Hello, I'm considering purchasing a Bolt VOX. Does the Vudu app on the Bolt VOX support HDR and Dolby Vision?


----------



## BigJimOutlaw (Mar 21, 2004)

If not already, it should be coming "soon".

The latest on HDR from Tivo Ted:

"I believe the work is done for HDR from Vudu on all BOLT boxes and MINI VOX as long as you are running TE4. We also recently passed Netflix HDR certification on MINI VOX, so that should be showing up soon, also on TE4 with the version that came out this week. I believe we still have some engineering work to do in order to get HDR up and running with Prime Video and to fix a couple of issues we found with Netflix on BOLT."

Black Friday 2018


----------



## quackman (Sep 29, 2012)

Sheesh, I sure hope so! Thanks for sharing that. I did find a link for Vudu's certified UHD and HDR devices. Tivo Bolt is still listed as UHD Only (no HDR).


----------



## lujan (May 24, 2010)

What is "TE4"? How do we know we're running that?


----------



## JoeKustra (Dec 7, 2012)

lujan said:


> What is "TE4"? How do we know we're running that?


Hit the TiVo button. If it says "Home" it's TE4. If it says TiVo Central it's TE3.

BTW, TE4 is Hydra. It has other names. See my sig. for abbreviations.
Known issue- Tivo Bolt OTA will not stream to IOS devices


----------



## lujan (May 24, 2010)

JoeKustra said:


> Hit the TiVo button. If it says "Home" it's TE4. If it says TiVo Central it's TE3.
> 
> BTW, TE4 is Hydra. It has other names. See my sig. for abbreviations.
> Known issue- Tivo Bolt OTA will not stream to IOS devices


Ok, I downgraded the day I got my Bolt Vox so I have the older one. No HDR for me...


----------



## jtrippe77 (Feb 13, 2012)

Based on this thread I just checked my Bolt running Hydra and Vudu shows up in HDR now! Atmos audio as well.

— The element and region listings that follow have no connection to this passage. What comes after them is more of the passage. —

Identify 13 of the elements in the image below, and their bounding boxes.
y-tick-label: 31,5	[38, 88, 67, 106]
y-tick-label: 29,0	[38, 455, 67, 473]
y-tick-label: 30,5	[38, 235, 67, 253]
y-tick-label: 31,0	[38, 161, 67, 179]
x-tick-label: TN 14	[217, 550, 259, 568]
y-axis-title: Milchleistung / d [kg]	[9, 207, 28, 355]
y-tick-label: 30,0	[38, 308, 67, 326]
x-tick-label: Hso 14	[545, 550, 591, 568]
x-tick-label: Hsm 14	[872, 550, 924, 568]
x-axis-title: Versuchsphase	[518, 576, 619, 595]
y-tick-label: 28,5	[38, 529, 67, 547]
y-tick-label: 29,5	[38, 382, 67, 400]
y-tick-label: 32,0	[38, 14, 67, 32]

Confirmed by badge on app and the TV. Can’t wait to get Netflix and Prime so I can limit my Roku use. 


Sent from my iPhone using Tapatalk Pro


----------



## quackman (Sep 29, 2012)

jtrippe77 said:


> Based on this thread I just checked my Bolt running Hydra and Vudu shows up in HDR now! Atmos audio as well. Confirmed by badge on app and the TV. Can't wait to get Netflix and Prime so I can limit my Roku use.
> 
> Sent from my iPhone using Tapatalk Pro


That's great news! Time for me to go shopping!


----------



## CIR-Engineering (Sep 24, 2017)

BigJimOutlaw said:


> If not already, it should be coming "soon".
> 
> The latest on HDR from Tivo Ted:
> 
> ...


This may get me to "upgrade" my theater BOLT VOX to Hydra... That box doesn't have any Mini clients anyway so it's stand alone. The Family BOLT and Mini VOX's will stay on TE3 for the foreseeable future though.

craigr


----------



## leiff (Aug 24, 2005)

jtrippe77 said:


> Based on this thread I just checked my Bolt running Hydra and Vudu shows up in HDR now! Atmos audio as well. Confirmed by badge on app and the TV. Can't wait to get Netflix and Prime so I can limit my Roku use.
> 
> Sent from my iPhone using Tapatalk Pro


Unfortunately Atmos audio is limited to just Vudu app on tivo. Too bad or I would have bought an Atmos Soundbar but I don't want to buy more media players just to get Atmos sound


----------